We had come upon the London manifestation of Rath Yatra, the Chariot Festival, celebrating the journey by the Lord Jagannath, a form of Krishna (one of the avatars of Vishnu), and his two siblings from the temple at Puri in Orissa on the Bay of Bengal to their summer temple. The blue-skinned girl was presumably personating the Lord Krishna.

Hare Krishna devotees were there in abundance, and indeed would seem to have organized the festival. We watched a dancer who performed on a stage directly beneath Nelson’s Column. To one side sat a holy man on a divan, cross legged and wholly immobile. I suppose that William Railton and his colleagues who were responsible for the construction of the monument to Britain’s great naval hero in the early 1840s would have been surprised to find a Hindu rite occurring in its shadow. The dancer was a young woman who, we were told, had been born in London and now lives in India studying her art. She was highly adept and graceful, but it was my turn to be surprised, for she was clearly of African ancestry.

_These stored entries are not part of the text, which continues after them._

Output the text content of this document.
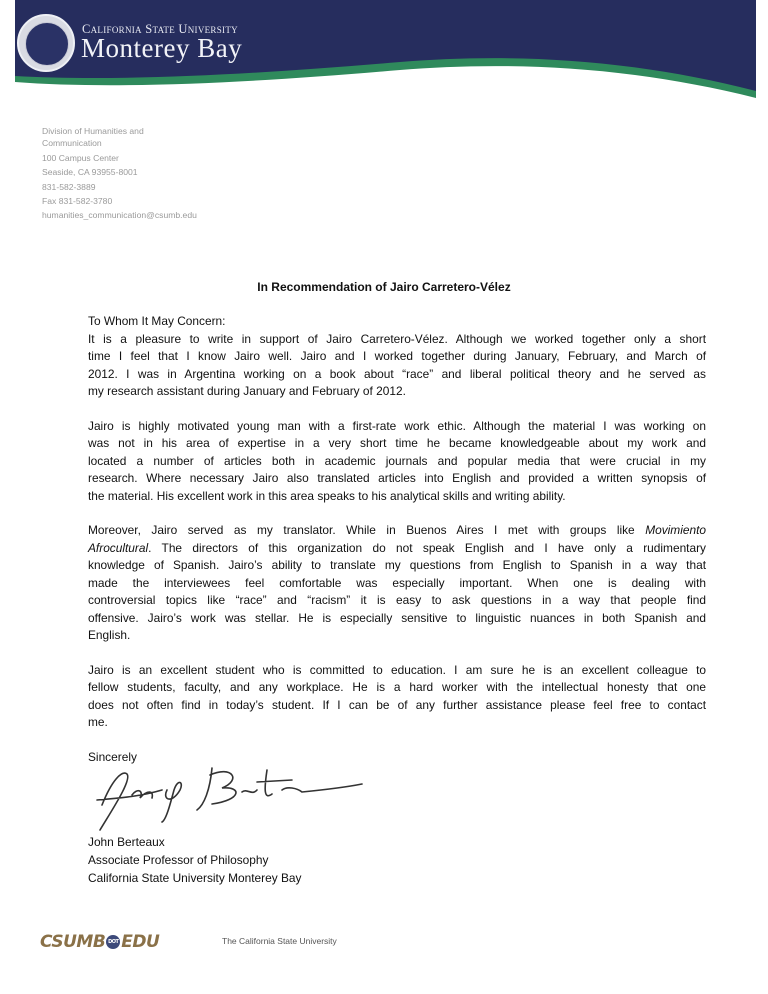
California State University
Monterey Bay
Division of Humanities and
Communication
100 Campus Center
Seaside, CA 93955-8001
831-582-3889
Fax 831-582-3780
humanities_communication@csumb.edu
In Recommendation of Jairo Carretero-Vélez
To Whom It May Concern:
It is a pleasure to write in support of Jairo Carretero-Vélez. Although we worked together only a short
time I feel that I know Jairo well. Jairo and I worked together during January, February, and March of
2012. I was in Argentina working on a book about “race” and liberal political theory and he served as
my research assistant during January and February of 2012.
Jairo is highly motivated young man with a first-rate work ethic. Although the material I was working on
was not in his area of expertise in a very short time he became knowledgeable about my work and
located a number of articles both in academic journals and popular media that were crucial in my
research. Where necessary Jairo also translated articles into English and provided a written synopsis of
the material. His excellent work in this area speaks to his analytical skills and writing ability.
Moreover, Jairo served as my translator. While in Buenos Aires I met with groups like Movimiento
Afrocultural. The directors of this organization do not speak English and I have only a rudimentary
knowledge of Spanish. Jairo’s ability to translate my questions from English to Spanish in a way that
made the interviewees feel comfortable was especially important. When one is dealing with
controversial topics like “race” and “racism” it is easy to ask questions in a way that people find
offensive. Jairo’s work was stellar. He is especially sensitive to linguistic nuances in both Spanish and
English.
Jairo is an excellent student who is committed to education. I am sure he is an excellent colleague to
fellow students, faculty, and any workplace. He is a hard worker with the intellectual honesty that one
does not often find in today’s student. If I can be of any further assistance please feel free to contact
me.
Sincerely
John Berteaux
Associate Professor of Philosophy
California State University Monterey Bay
CSUMB DOT EDU	The California State University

Yet this is how it was, and I loved it. I loved this wonderful cultural mixture. The many devotees of European and African ethnicity, and the dancer in particular, reminded me that we are not necessarily bound by the immediate circumstances of our birth. If we are fortunate, we can make choices. We can affiliate culturally in ways that our origins might not seem to suggest. We can choose to follow paths different from those that our births might appear to dictate to us. We can acknowledge the extraordinary mixture that many of us are, drawing on resources within ourselves and on the support of others who are prepared to accept us for what we sincerely wish to be. Both my old college friend and I found this realization immensely cheering.